Craig Dermody is a torn man. Deeply rooted in southern Australian culture, his suburban upbringing soaks through Scott & Charlene’s Wedding’s ragged debut album. Para Vista Social Club‘s sound is indebted to the drizzling guitar of the Velvets and the small town frustration of the Stooges, so much so that Dermody’s since moved to the US, but it’s his southern slacker voice that makes him stand out.
The stupidity of that pop culture band name pins down one side of Dermody’s history. He cut his teeth in Melbourne’s underground, in scuzzy bands like Spider Vomit and Lindsey Low Hand, the flipside to the sunny image of the city in Neighbours‘ fictional Erinsborough. Opening further windows into his personal history, the album title puns on Para Vista, the Adelaide suburb of his youth.
Scott & Charlene’s Wedding pull off the trick of playing every song like it’s the first time. Despite the hissing, home recorded sound and variable vocals, it’s perhaps a less spontaneous record than it appears, Dermody having roped in a trio of established Melbourne performers (from Lost Animal, Love Of Diagrams and Panel Of Judges) to back him. It’s the sound of garage musicians playing loosely, not amateurishly.
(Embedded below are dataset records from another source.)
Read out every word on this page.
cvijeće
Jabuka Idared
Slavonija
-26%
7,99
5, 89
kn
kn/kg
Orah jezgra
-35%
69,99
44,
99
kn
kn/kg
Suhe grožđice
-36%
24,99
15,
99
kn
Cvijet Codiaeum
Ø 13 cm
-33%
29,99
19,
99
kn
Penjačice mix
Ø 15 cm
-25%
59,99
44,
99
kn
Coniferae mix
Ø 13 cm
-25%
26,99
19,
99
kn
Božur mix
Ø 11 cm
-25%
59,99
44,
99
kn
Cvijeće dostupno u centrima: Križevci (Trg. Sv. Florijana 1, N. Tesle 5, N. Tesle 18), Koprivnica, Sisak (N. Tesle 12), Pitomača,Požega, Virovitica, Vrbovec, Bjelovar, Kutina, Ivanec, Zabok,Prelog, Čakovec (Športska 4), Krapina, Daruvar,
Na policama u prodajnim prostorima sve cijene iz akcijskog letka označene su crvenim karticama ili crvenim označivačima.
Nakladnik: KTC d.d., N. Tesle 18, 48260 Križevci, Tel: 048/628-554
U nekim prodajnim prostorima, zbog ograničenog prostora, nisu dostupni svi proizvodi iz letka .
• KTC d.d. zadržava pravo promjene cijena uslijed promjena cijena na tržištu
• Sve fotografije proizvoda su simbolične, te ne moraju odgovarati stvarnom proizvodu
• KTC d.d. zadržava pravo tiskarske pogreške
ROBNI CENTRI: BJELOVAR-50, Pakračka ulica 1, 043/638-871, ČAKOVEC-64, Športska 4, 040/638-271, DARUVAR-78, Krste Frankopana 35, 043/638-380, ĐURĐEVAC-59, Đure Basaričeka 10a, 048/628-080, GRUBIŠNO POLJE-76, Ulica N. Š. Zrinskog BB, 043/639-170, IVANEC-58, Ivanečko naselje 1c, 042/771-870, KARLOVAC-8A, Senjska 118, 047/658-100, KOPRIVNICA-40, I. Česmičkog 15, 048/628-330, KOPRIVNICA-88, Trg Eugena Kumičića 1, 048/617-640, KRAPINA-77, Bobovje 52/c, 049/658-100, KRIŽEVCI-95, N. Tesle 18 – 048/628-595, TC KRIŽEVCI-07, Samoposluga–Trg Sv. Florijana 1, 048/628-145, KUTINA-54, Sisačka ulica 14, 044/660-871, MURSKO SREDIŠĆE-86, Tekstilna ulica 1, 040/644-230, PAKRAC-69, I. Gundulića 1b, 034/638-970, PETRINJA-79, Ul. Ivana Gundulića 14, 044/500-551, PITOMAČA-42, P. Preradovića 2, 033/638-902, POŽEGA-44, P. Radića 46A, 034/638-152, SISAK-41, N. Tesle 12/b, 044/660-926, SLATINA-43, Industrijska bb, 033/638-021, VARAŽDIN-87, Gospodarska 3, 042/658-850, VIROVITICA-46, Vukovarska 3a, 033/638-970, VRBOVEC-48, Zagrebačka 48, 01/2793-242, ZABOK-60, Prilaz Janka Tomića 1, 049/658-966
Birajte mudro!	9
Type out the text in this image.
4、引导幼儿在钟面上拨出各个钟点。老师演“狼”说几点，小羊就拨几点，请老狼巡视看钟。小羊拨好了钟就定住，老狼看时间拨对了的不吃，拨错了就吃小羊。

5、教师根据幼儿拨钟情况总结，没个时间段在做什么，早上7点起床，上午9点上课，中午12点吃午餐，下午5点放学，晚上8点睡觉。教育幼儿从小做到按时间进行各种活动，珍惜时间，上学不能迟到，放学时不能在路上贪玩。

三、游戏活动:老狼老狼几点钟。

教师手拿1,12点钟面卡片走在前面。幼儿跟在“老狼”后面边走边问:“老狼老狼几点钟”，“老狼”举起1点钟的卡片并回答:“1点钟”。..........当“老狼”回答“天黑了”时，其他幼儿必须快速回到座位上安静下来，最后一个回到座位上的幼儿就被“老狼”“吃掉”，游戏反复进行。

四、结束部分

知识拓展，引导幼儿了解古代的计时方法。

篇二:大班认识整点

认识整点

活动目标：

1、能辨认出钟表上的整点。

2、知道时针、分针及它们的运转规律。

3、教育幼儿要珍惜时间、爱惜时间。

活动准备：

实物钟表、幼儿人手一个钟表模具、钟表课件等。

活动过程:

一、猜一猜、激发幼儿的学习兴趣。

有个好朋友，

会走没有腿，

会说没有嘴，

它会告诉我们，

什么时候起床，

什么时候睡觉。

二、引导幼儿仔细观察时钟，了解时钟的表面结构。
The details of dashed hopes and wasted days accumulate line by line. The protagonist drives trucks for a furniture removal store but can’t afford to run his own, so shuttles back and forth on public transport, killing time in bars. Every night ends on a lonely train ride, bad news from home intruding through his mobile as he zones out in the carriage. His journeys are Melbourne specific (‘Footscray Station’, ‘Epping Line’), but the despondence is universal.
Love has deserted him a long time ago, Dermody descending to comic levels of abject abandonment. “I don’t even want to eat sausages anymore” claims ‘Rejected’, an acid rewrite of the Modern Lovers’ ‘She Cracked’. He understands his predicament, but lacks the energy to pull himself out of it. “If I could, I would pack my bags today” admits ‘Find A Way’, without any idea how.
Back in our world, Dermody’s made the leap, upping sticks for New York. He’s left a rich tale of dead end Melbourne life behind.